Yes, the S-1 highlights material conflicts of interest. Officers and directors have existing fiduciary obligations to other entities and could potentially make substantial profits from their low-cost founder shares even if the acquired business declines in value and is unprofitable for public shareholders.
What are the redemption rights for public shareholders of Churchill Capital Corp XI?

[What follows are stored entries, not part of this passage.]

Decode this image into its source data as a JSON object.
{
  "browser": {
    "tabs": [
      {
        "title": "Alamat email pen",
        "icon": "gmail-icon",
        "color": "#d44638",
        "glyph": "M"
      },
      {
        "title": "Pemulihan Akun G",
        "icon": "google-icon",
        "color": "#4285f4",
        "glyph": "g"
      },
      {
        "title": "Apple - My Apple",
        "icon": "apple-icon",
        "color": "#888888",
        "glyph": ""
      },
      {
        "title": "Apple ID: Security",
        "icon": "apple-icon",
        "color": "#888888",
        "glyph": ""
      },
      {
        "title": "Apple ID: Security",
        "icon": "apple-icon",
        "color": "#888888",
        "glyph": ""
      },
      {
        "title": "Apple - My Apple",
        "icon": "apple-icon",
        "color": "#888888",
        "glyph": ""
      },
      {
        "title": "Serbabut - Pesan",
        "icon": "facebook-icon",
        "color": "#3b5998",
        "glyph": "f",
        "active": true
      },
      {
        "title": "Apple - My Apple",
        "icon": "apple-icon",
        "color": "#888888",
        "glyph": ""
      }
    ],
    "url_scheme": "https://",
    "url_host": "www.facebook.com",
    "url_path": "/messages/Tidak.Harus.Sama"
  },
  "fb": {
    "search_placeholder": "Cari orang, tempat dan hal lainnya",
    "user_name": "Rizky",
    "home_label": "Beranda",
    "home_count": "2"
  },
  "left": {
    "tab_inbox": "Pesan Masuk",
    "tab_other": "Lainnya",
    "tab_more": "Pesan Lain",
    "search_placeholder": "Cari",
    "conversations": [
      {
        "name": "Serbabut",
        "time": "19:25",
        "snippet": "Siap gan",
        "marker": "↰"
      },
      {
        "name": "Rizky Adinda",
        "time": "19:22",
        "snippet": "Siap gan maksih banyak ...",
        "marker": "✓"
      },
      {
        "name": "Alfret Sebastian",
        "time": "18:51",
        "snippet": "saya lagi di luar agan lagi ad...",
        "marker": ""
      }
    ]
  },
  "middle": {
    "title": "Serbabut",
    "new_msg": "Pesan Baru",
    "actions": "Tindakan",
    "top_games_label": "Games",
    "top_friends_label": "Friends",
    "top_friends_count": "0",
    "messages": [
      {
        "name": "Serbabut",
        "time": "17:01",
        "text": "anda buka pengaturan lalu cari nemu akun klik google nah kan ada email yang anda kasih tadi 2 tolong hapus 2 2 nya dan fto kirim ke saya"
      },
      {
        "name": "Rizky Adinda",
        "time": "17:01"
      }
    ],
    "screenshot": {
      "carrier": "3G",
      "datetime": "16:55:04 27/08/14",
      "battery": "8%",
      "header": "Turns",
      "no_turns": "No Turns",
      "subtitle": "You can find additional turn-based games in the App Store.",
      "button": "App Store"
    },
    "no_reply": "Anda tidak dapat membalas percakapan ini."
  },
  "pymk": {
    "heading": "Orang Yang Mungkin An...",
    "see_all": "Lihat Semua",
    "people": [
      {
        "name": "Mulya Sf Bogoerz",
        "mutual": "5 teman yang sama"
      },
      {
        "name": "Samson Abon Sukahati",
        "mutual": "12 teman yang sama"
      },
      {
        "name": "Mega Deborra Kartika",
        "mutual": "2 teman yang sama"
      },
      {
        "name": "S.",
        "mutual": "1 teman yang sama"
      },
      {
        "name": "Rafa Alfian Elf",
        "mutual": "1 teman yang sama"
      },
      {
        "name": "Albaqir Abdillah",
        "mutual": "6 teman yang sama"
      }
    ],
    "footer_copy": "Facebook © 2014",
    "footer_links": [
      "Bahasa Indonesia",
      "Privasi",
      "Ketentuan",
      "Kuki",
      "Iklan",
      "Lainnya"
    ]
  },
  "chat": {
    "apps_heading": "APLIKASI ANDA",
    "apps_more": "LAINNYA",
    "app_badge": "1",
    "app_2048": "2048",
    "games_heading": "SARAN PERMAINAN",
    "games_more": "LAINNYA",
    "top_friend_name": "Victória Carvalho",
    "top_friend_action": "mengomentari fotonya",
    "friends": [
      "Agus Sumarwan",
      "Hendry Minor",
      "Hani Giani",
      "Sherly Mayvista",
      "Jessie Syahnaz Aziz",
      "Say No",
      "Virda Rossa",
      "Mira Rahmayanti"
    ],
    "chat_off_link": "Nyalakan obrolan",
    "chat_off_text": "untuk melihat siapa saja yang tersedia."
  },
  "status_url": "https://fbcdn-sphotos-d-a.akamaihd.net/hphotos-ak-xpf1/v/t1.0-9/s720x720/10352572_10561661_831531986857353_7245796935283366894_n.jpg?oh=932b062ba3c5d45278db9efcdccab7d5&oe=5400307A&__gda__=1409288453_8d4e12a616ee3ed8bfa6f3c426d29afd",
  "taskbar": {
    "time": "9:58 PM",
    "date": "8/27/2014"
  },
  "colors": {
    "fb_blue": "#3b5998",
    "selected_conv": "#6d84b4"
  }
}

Public shareholders have the opportunity to redeem all or a portion of their Class A ordinary shares upon the completion of an initial business combination or if no business combination is completed within the specified timeframe. However, shareholders are restricted from redeeming more than 15% of the shares sold in the offering without prior consent.
Who is the sponsor of Churchill Capital Corp XI?
The sponsor of Churchill Capital Corp XI is Churchill Sponsor XI LLC, which has M. Klein Associates Inc. as its managing member and is an affiliate of M. Klein and Company, LLC.
What are the listing plans for Churchill Capital Corp XI's securities?
Churchill Capital Corp XI intends to apply to list its units on the Nasdaq Global Market under the symbol 'CCXIU'. Once separated, the Class A ordinary shares and warrants are expected to be listed on Nasdaq under the symbols 'CCXI' and 'CCXIW', respectively.
How much will Churchill Capital Corp XI reimburse its sponsor for expenses?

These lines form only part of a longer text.